I happened to win the 20X30 Poster of all 28 Characters, so I'm going to do my best to return the favor. Check the site out here.

Thursday, March 3, 2011

Sonichu Episode 12 Critical Review: The Union Of Perversion And Despair

Four Failures And A Wedding

Recently I was asked how I can justify criticizing online fans for making personal attacks on creators, yet do these Sonichu reviews. It's probably because I'm not really insulting Christian Weston Chandler, or denying him any professional or personal respect due. I'm not evaluating his comic critically so much as analyzing the Chris-Chan phenomenon, trying to draw some kind of meaning from the trip into one man's personal hell that is Sonichu. Nothing I could say or do would demean Chandler any more than he already demeans himself.

A good example of said self-demeaning is Sonichu Episode 12, titled "My Best Friend's Cherokian Wedding". In a rare move of internal consistency, Chandler has acknowledged the continued existence of Sarah Hammer, his childhood friend, unrequited infatuation, and super-furry comrade from earlier installments.

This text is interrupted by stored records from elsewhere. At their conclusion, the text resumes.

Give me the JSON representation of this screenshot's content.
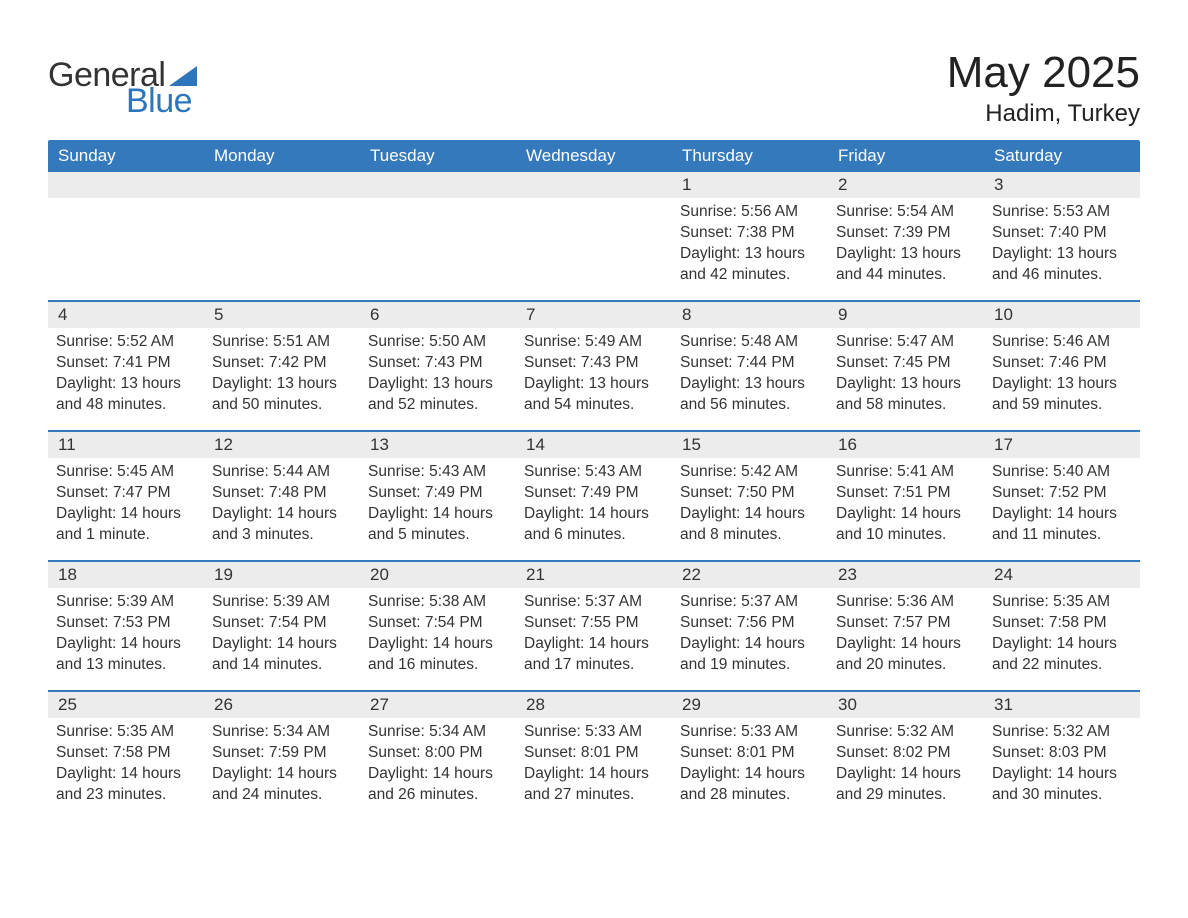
{
  "logo": {
    "text1": "General",
    "text2": "Blue",
    "tri_color": "#2d76bb"
  },
  "title": "May 2025",
  "location": "Hadim, Turkey",
  "colors": {
    "header_bg": "#3579bd",
    "header_text": "#ffffff",
    "row_divider": "#3579bd",
    "daynum_bg": "#ececec",
    "text": "#333333",
    "page_bg": "#ffffff"
  },
  "weekdays": [
    "Sunday",
    "Monday",
    "Tuesday",
    "Wednesday",
    "Thursday",
    "Friday",
    "Saturday"
  ],
  "weeks": [
    [
      {
        "day": "",
        "sunrise": "",
        "sunset": "",
        "daylight": ""
      },
      {
        "day": "",
        "sunrise": "",
        "sunset": "",
        "daylight": ""
      },
      {
        "day": "",
        "sunrise": "",
        "sunset": "",
        "daylight": ""
      },
      {
        "day": "",
        "sunrise": "",
        "sunset": "",
        "daylight": ""
      },
      {
        "day": "1",
        "sunrise": "Sunrise: 5:56 AM",
        "sunset": "Sunset: 7:38 PM",
        "daylight": "Daylight: 13 hours and 42 minutes."
      },
      {
        "day": "2",
        "sunrise": "Sunrise: 5:54 AM",
        "sunset": "Sunset: 7:39 PM",
        "daylight": "Daylight: 13 hours and 44 minutes."
      },
      {
        "day": "3",
        "sunrise": "Sunrise: 5:53 AM",
        "sunset": "Sunset: 7:40 PM",
        "daylight": "Daylight: 13 hours and 46 minutes."
      }
    ],
    [
      {
        "day": "4",
        "sunrise": "Sunrise: 5:52 AM",
        "sunset": "Sunset: 7:41 PM",
        "daylight": "Daylight: 13 hours and 48 minutes."
      },
      {
        "day": "5",
        "sunrise": "Sunrise: 5:51 AM",
        "sunset": "Sunset: 7:42 PM",
        "daylight": "Daylight: 13 hours and 50 minutes."
      },
      {
        "day": "6",
        "sunrise": "Sunrise: 5:50 AM",
        "sunset": "Sunset: 7:43 PM",
        "daylight": "Daylight: 13 hours and 52 minutes."
      },
      {
        "day": "7",
        "sunrise": "Sunrise: 5:49 AM",
        "sunset": "Sunset: 7:43 PM",
        "daylight": "Daylight: 13 hours and 54 minutes."
      },
      {
        "day": "8",
        "sunrise": "Sunrise: 5:48 AM",
        "sunset": "Sunset: 7:44 PM",
        "daylight": "Daylight: 13 hours and 56 minutes."
      },
      {
        "day": "9",
        "sunrise": "Sunrise: 5:47 AM",
        "sunset": "Sunset: 7:45 PM",
        "daylight": "Daylight: 13 hours and 58 minutes."
      },
      {
        "day": "10",
        "sunrise": "Sunrise: 5:46 AM",
        "sunset": "Sunset: 7:46 PM",
        "daylight": "Daylight: 13 hours and 59 minutes."
      }
    ],
    [
      {
        "day": "11",
        "sunrise": "Sunrise: 5:45 AM",
        "sunset": "Sunset: 7:47 PM",
        "daylight": "Daylight: 14 hours and 1 minute."
      },
      {
        "day": "12",
        "sunrise": "Sunrise: 5:44 AM",
        "sunset": "Sunset: 7:48 PM",
        "daylight": "Daylight: 14 hours and 3 minutes."
      },
      {
        "day": "13",
        "sunrise": "Sunrise: 5:43 AM",
        "sunset": "Sunset: 7:49 PM",
        "daylight": "Daylight: 14 hours and 5 minutes."
      },
      {
        "day": "14",
        "sunrise": "Sunrise: 5:43 AM",
        "sunset": "Sunset: 7:49 PM",
        "daylight": "Daylight: 14 hours and 6 minutes."
      },
      {
        "day": "15",
        "sunrise": "Sunrise: 5:42 AM",
        "sunset": "Sunset: 7:50 PM",
        "daylight": "Daylight: 14 hours and 8 minutes."
      },
      {
        "day": "16",
        "sunrise": "Sunrise: 5:41 AM",
        "sunset": "Sunset: 7:51 PM",
        "daylight": "Daylight: 14 hours and 10 minutes."
      },
      {
        "day": "17",
        "sunrise": "Sunrise: 5:40 AM",
        "sunset": "Sunset: 7:52 PM",
        "daylight": "Daylight: 14 hours and 11 minutes."
      }
    ],
    [
      {
        "day": "18",
        "sunrise": "Sunrise: 5:39 AM",
        "sunset": "Sunset: 7:53 PM",
        "daylight": "Daylight: 14 hours and 13 minutes."
      },
      {
        "day": "19",
        "sunrise": "Sunrise: 5:39 AM",
        "sunset": "Sunset: 7:54 PM",
        "daylight": "Daylight: 14 hours and 14 minutes."
      },
      {
        "day": "20",
        "sunrise": "Sunrise: 5:38 AM",
        "sunset": "Sunset: 7:54 PM",
        "daylight": "Daylight: 14 hours and 16 minutes."
      },
      {
        "day": "21",
        "sunrise": "Sunrise: 5:37 AM",
        "sunset": "Sunset: 7:55 PM",
        "daylight": "Daylight: 14 hours and 17 minutes."
      },
      {
        "day": "22",
        "sunrise": "Sunrise: 5:37 AM",
        "sunset": "Sunset: 7:56 PM",
        "daylight": "Daylight: 14 hours and 19 minutes."
      },
      {
        "day": "23",
        "sunrise": "Sunrise: 5:36 AM",
        "sunset": "Sunset: 7:57 PM",
        "daylight": "Daylight: 14 hours and 20 minutes."
      },
      {
        "day": "24",
        "sunrise": "Sunrise: 5:35 AM",
        "sunset": "Sunset: 7:58 PM",
        "daylight": "Daylight: 14 hours and 22 minutes."
      }
    ],
    [
      {
        "day": "25",
        "sunrise": "Sunrise: 5:35 AM",
        "sunset": "Sunset: 7:58 PM",
        "daylight": "Daylight: 14 hours and 23 minutes."
      },
      {
        "day": "26",
        "sunrise": "Sunrise: 5:34 AM",
        "sunset": "Sunset: 7:59 PM",
        "daylight": "Daylight: 14 hours and 24 minutes."
      },
      {
        "day": "27",
        "sunrise": "Sunrise: 5:34 AM",
        "sunset": "Sunset: 8:00 PM",
        "daylight": "Daylight: 14 hours and 26 minutes."
      },
      {
        "day": "28",
        "sunrise": "Sunrise: 5:33 AM",
        "sunset": "Sunset: 8:01 PM",
        "daylight": "Daylight: 14 hours and 27 minutes."
      },
      {
        "day": "29",
        "sunrise": "Sunrise: 5:33 AM",
        "sunset": "Sunset: 8:01 PM",
        "daylight": "Daylight: 14 hours and 28 minutes."
      },
      {
        "day": "30",
        "sunrise": "Sunrise: 5:32 AM",
        "sunset": "Sunset: 8:02 PM",
        "daylight": "Daylight: 14 hours and 29 minutes."
      },
      {
        "day": "31",
        "sunrise": "Sunrise: 5:32 AM",
        "sunset": "Sunset: 8:03 PM",
        "daylight": "Daylight: 14 hours and 30 minutes."
      }
    ]
  ]
}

Fortunately for the real-world Sarah, she's moved on with her life and has married a new man (having broken up with Wes Iseli, a.k.a. the evil Wes-Li Sonichu from the Wasabi Clan). Unfortunately for the real-world Sarah, the ceremony has been pulled into CWCVille, and interpreted through Chandler's arrested egotism.

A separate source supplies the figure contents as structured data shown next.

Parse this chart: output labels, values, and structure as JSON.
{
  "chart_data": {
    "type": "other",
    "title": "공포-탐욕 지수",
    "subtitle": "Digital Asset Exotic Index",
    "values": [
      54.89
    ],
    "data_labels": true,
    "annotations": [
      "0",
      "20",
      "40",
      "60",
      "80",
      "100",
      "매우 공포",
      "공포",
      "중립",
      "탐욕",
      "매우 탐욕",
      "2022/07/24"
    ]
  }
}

At least Chris-Chan has stopped hitting on Sarah, but that's because he has a new sweetheart, one Megan Schroder. In real life, Megan was a girl he met at card game tournaments who was willing to be friends with him, but not go any further. Chandler repeatedly ignored her wishes, working her into his comic, getting inappropriately touch with her, and even putting erotic artwork of the two online (the latter being the final nail in the coffin, obviously). This comic was made when Chandler was infatuated with Megan, so he's deliberately worked Megan's interests into Sonichu in order to impress her-- not only does everyone now have anime-style eyes, but Chris-Chan uses Yu-Gi-Oh cards as weapons against his enemies, and has even cast bit characters (such as Sarah's husband-to-be) as Yu-Gi-Oh monsters. This doesn't particularly disrupt the flow of the narrative (such as it is), because everything in Sonichu is already filtered through the lens of Chris-Chan's childhood fandoms, despite dealing with his struggle against growing up. It's likely that Chandler simply didn't bother with drawing from a photo of Jack Spicer, instead tracing a Yu-Gi-Oh card within his immediate grasp.

I have never played Yu-Gi-Oh and have only seen a few episodes of the anime, so I can't speak to how badly he's mauled the source material. What is clear to everyone else, however, is that a fantasy card game does not offer one the tools to negotiate relationships and deal with developmental milestones. Here, Chandler has set up circumstances so there's a clear villain (Wes-Li Sonichu, crashing his ex's wedding to kidnap her), and a clear method to take him down. It also is supposed Chandler look good, for not doing what Wes-Li is doing despite being similarly obsessed with Sarah. Finally, the acknowledgement of Chandler's heroism gives him hope from the cast that he'll one day get a girlfriend-- Megan (as Sailor Megtune, with Sailor Moon-type powers and an anthropomorphic skunk sidekick named Megagi) rescues him from a defeat at the hands of Wes-Li, and Sarah gives him her blessing, throwing the bouqet of flowers to him in the hopes that he'll one day be getting married (and hoping that it'll be to Megan).

Megan, being a young woman with a reasonable grasp on reality, wasn't won over by being inserted into a newly anime-ized Sonichu comic as the protagonist's (eventual?) love interest. It just got worse from there.

I should also note that Wes-Li calls Chris-Chan an autistic freak, despite the fact that Chandler's avatar does not associate with autism in any way, shape, or form. This is true for Chandler's own understanding of autism as well; he hasn't bothered to actually negotiate or even understand what it means. All he admits is that it's a label that can be blamed for everything that doesn't go well in his life.